Four months ago, Fruchter said, in an interview with "Globes", that today's LanOptics is actually a "three start-up company". LanOptics, that started out in the data communications field, acquired a more finely honed professional edge in recent years, and today actually engages in three highly risky fields. Its chances of achieving a strong breakthrough are evenly matched by its chances of collapsing and being wiped off the map.
One of LanOptics' start-ups gave definite indications, on Monday, that it is about to vanish much faster than expected. LanOptics announced its decision to liquidate the activity of subsidiary NetXchange, while at the same time streamlining, by consolidating the marketing and management HQs of the two divisions that will remain to the company after NetXchange is liquidated.
NetXchange develops and markets software programs enabling facsimile messages to be transmitted over the Internet. According to Fruchter, in the above-mentioned interview, this program has already bitten off 10% of the world market share in a sector for which significant growth is predicted in the next few years. LanOptics' forecasts, however, seem not to have been borne out by developments at NetXchange, which was drawing too heavily on the company's resources. This prompted the decision to close the subsidiary. Lanoptics' payroll will thereupon be cut by 20%, resulting in a further streamlining.
Fruchter will now be left with two start-ups.
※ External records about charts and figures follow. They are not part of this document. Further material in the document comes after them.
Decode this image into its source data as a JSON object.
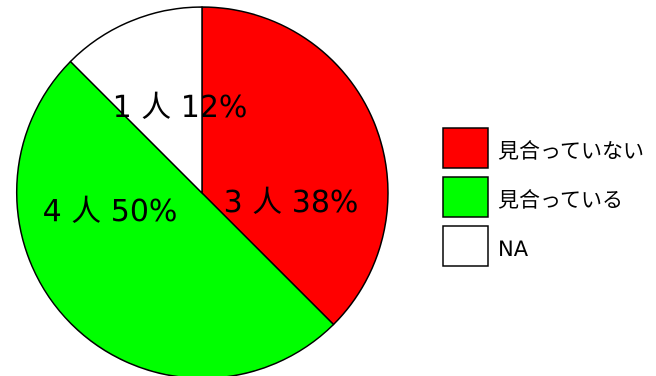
{
  "chart_data": {
    "type": "pie",
    "slices": [
      {
        "category": "見合っていない",
        "count": 3,
        "percent": 38,
        "label": "3 人 38%",
        "color": "#ff0000"
      },
      {
        "category": "見合っている",
        "count": 4,
        "percent": 50,
        "label": "4 人 50%",
        "color": "#00ff00"
      },
      {
        "category": "NA",
        "count": 1,
        "percent": 12,
        "label": "1 人 12%",
        "color": "#ffffff"
      }
    ],
    "start_angle": "12 o'clock",
    "direction": "clockwise",
    "legend": {
      "placement": "right",
      "entries": [
        "見合っていない",
        "見合っている",
        "NA"
      ]
    }
  }
}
LanOptics will have two divisions, on which the company will concentrate the brunt of its effort to jack up its value. The two divisions are Switching, which develops switching equipment, and the one operating under the subsidiary NetGuard, which develops Firewall products designed to provide information security on the Internet networks of organisations operating in NT environment.
NetGuard's foremost competitor, which has also contrived to become a world leader in its field, is, of course, our old friend Check Point of Israel. So far, NetGuard has had difficulty in penetrating its target markets, and its market share is considered relatively small.
Five months ago, US investment bank Solomon Smith Barney was co-opted to the effort to extricate LanOptics from the mire. The bank tried to find strategic partners wishing to acquire LanOptics or one of its divisions, and possibly to co-operate with it via OEM agreements or otherwise. The bank clearly indicated to LanOptics that, given the present state of the financial markets, it would take longer than originally estimated to deal with the company's problems. So LanOptics took the decision to discontinue the activity of NetXchange straight away.
The announcement that NetXchange is to be shut down came accompanied, last night, by LanOptics' financial statements, which have nothing new to report. The company wound up the third quarter of 1998 on revenues of $3.9 million compared to $5.8 million in the corresponding quarter last year, while net loss will amount to $4.4 million (including a million dollar allowance for closing down NetXchange), compared to a loss of $1 million in the third quarter of 1997.